DROP: A Reading Comprehension Benchmark Requiring Discrete Reasoning Over Paragraphs

Reasoning

Evaluates reading comprehension where models must resolve references in a question, perhaps to multiple input positions, and perform discrete operations over them (such as addition, counting, or sorting).

Contributed By

@xeon27

Code

src/inspect_evals/drop

Paper

https://arxiv.org/abs/1903.00161

Overview

DROP is a crowdsourced, adversarially-created, 96k reading comprehension benchmark, in which a system must resolve references in a question, perhaps to multiple input positions, and perform discrete operations over them.

Usage

First, install the inspect_ai and inspect_evals Python packages with:

pip install inspect_ai
pip install git+https://github.com/UKGovernmentBEIS/inspect_evals

Or, if developing on a clone of the inspect_evals repo, you can install the package in editable mode with:

pip install -e ".[dev]"

Then, evaluate against one or more models with:

inspect eval inspect_evals/drop --model openai/gpt-4o

After running evaluations, you can view their logs using the inspect view command:

inspect view

If you don’t want to specify the --model each time you run an evaluation, create a .env configuration file in your working directory that defines the INSPECT_EVAL_MODEL environment variable along with your API key. For example:

INSPECT_EVAL_MODEL=anthropic/claude-3-5-sonnet-20240620
ANTHROPIC_API_KEY=<anthropic-api-key>

Options

You can control a variety of options from the command line. For example:

inspect eval inspect_evals/drop --limit 10
inspect eval inspect_evals/drop --max-connections 10
inspect eval inspect_evals/drop --temperature 0.5

See inspect eval --help for all available options.

Dataset

The DROP dataset contains 9,535 samples. Here is an example from the dataset:

Passage: The Eagles began their season at Bank of America Stadium for a Week 1 duel with the Carolina Panthers. Philadelphia trailed early in the first quarter as Panthers running back DeAngelo Williams ran 11 yards for a Carolina touchdown on their first drive. The Eagles answered with a 49-yard field goal from kicker David Akers. In the second quarter, Philadelphia exploded with points as defensive end Victor Abiamiri returned a fumble 2 yards for a touchdown, wide receiver DeSean Jackson returned a punt 85 yards for a touchdown, and quarterback Donovan McNabb completed a 9-yard TD pass to tight end Brent Celek and a 4-yard touchdown pass to running back Brian Westbrook.
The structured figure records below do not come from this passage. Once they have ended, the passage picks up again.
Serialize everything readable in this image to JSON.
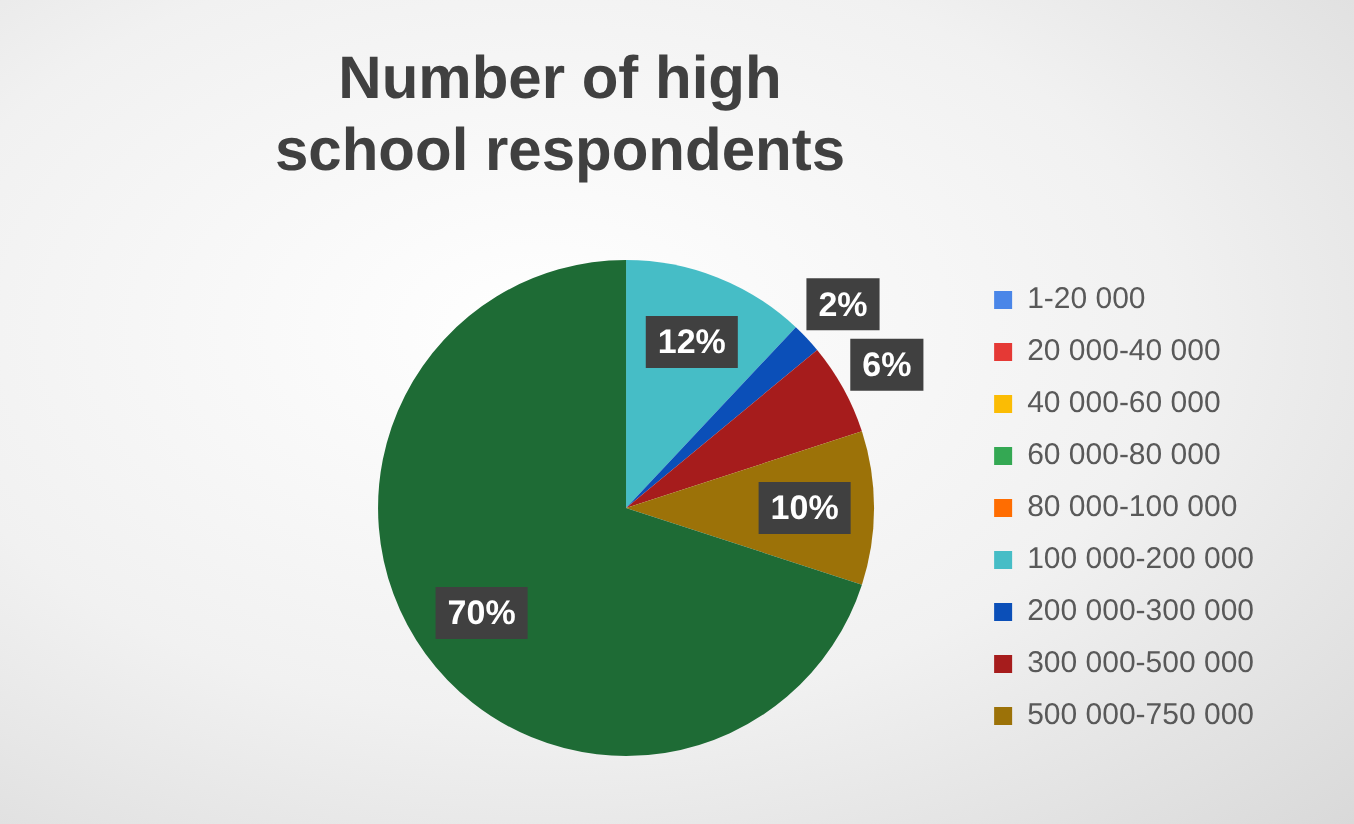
{
  "chart_data": {
    "type": "pie",
    "title": "Number of high school respondents",
    "categories": [
      "1-20 000",
      "20 000-40 000",
      "40 000-60 000",
      "60 000-80 000",
      "80 000-100 000",
      "100 000-200 000",
      "200 000-300 000",
      "300 000-500 000",
      "500 000-750 000",
      null
    ],
    "values": [
      0,
      0,
      0,
      0,
      0,
      12,
      2,
      6,
      10,
      70
    ],
    "value_labels": [
      null,
      null,
      null,
      null,
      null,
      "12%",
      "2%",
      "6%",
      "10%",
      "70%"
    ],
    "colors": [
      "#4a86e8",
      "#e53935",
      "#fbbc04",
      "#34a853",
      "#ff6d01",
      "#46bdc6",
      "#0b4fb8",
      "#a61c1c",
      "#9c7208",
      "#1e6b35"
    ],
    "legend": "right"
  }
}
Carolina ended the period with kicker John Kasay booting a 22-yard field goal. In the third quarter, the Eagles closed out their scoring with McNabb scoring on a 3-yard touchdown run. However, he was hit late by several Carolina tacklers who cracked his ribs on the right side, knocking him out of the game. Kevin Kolb came in for McNabb and closed out the game for the victorious Eagles.

Question: How many yards was the longest scoring play of the first quarter?

The model is tasked to answer the question by referring to multiple parts in the passage. The prompts are based on OpenAI’s simple-evals.

Scoring

A simple accuracy is calculated over the datapoints.